Jeremy Wade confronts ‘monsters’ of the murky deep for your entertainment

By Jonathan Strong - The Daily Caller

Sitting in a swimming pool full of piranhas, Jeremy Wade began to suspect his television crew was out for revenge.

First, a producer said the shot would not do by itself, they needed Wade to deliver a few lines. With dozens of piranhas swimming around him, the crew conducted a brief meeting to write a script.

Wade read it, but the sound man deemed it unsatisfactory because of background noise. Now in the pool 30 minutes, the razor-toothed flesh-eating fish were “getting a little more bold,” Wade recounts.

As host of River Monsters, a remarkable show on which Wade investigates claims of man-eating freshwater fish, Wade lives a fishing adventure as a career – while his crew of avid fishermen watch enviously.

Noticing the piranhas beginning to swim behind his back, Wade wondered whether their envy was behind his precarious position, “a little bit of revenge?” as he put it.

Thankfully, he survived the piranha pool. But in South America he brought to the screen survivors from a bus that plunged into the Amazon. When it was finally removed from the water, its occupants were missing most of their flesh.

Wade also found the family of a toddler who slipped into the river during dry season. The family rushed towards the water at the sound of the splash but found it was too late – piranhas were already devouring the child.

All in a day’s work for Wade, a young 54. Besides piranhas, he’s caught human-sucking catfish on the border between India and Nepal. He landed a 400-pound freshwater stingray with a 10-inch barb that delivers a flesh-dissolving, “wish you were dead” sting. And he hooked a vicious, toothy Bull Shark on a river, far inland, in Australia.

But Wade told The Daily Caller the fish he is personally most terrified by is the Goliath Tigerfish, the only fish in Africa unafraid of crocodiles. In fact, it eats them.

Wade said skinny dipping in the Congo River basin, where the fish thrive, is ill advised. “They’re partial to coming along and removing anything that dangles,” he said, adding that he’d require a “Kevlar bathing suit” to go swimming there.

Goliath Tigerfish have sharp, massive teeth that protrude on the outside of their mouths like something from your worst nightmare as a kid. Wade said he’s so fearful of the fish because they tend to attack humans unpredictably.

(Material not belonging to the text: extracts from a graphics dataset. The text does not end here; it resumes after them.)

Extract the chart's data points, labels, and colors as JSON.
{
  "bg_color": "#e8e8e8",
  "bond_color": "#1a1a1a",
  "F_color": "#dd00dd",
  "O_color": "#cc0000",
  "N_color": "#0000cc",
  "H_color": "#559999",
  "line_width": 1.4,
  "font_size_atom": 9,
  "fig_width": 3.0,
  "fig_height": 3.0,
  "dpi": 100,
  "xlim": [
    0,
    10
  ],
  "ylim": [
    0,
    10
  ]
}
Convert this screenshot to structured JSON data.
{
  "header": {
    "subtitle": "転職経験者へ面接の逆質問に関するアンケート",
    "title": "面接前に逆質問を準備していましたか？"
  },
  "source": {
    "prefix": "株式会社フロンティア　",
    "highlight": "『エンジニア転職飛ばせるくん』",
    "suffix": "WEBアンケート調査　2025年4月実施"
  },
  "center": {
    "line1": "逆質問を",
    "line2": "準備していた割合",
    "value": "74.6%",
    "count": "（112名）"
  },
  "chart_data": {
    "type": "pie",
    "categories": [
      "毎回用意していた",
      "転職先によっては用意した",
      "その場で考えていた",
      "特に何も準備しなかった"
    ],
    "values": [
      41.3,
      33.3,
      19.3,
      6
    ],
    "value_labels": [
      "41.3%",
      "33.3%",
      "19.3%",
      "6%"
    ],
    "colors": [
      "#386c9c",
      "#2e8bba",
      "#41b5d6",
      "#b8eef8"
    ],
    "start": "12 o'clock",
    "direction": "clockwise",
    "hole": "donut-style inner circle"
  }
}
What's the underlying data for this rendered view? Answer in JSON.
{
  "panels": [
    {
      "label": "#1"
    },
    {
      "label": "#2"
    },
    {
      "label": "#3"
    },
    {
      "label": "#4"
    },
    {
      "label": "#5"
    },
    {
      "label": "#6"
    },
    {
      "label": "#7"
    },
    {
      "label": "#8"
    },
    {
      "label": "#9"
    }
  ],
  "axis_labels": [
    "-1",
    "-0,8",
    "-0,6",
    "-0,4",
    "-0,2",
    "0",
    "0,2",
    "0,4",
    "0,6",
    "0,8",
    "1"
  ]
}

“If you’re in the wrong place at the wrong time, if one did happen to be lurking, it could take a very big lump out of you in no time.”

Some of the fish Wade investigates are decidedly less terrifying, even if the ominous soundtrack and voiceovers may fool viewers. For instance, watching an episode on the Snakehead, a nasty invasive species whose voracious eating habits are helping it spread through Florida, one might have thought the fish was threatening mankind’s extinction.

The fish is more of an ecological disaster than a maneater. But on River Monsters, a government official’s hyperbolic warnings are played repeatedly to a terrifying score. I wondered if Wade might laugh at it in private.

“I think some of it is a bit tongue in cheek,” Wade admitted, “we start off with a story, maybe hearing something that sounds a bit far fetched.” Cue the dramatization – which can reach comedy in its urgency. “But then we investigate – separate the factual from the unfactual – like a crime investigation,” Wade said.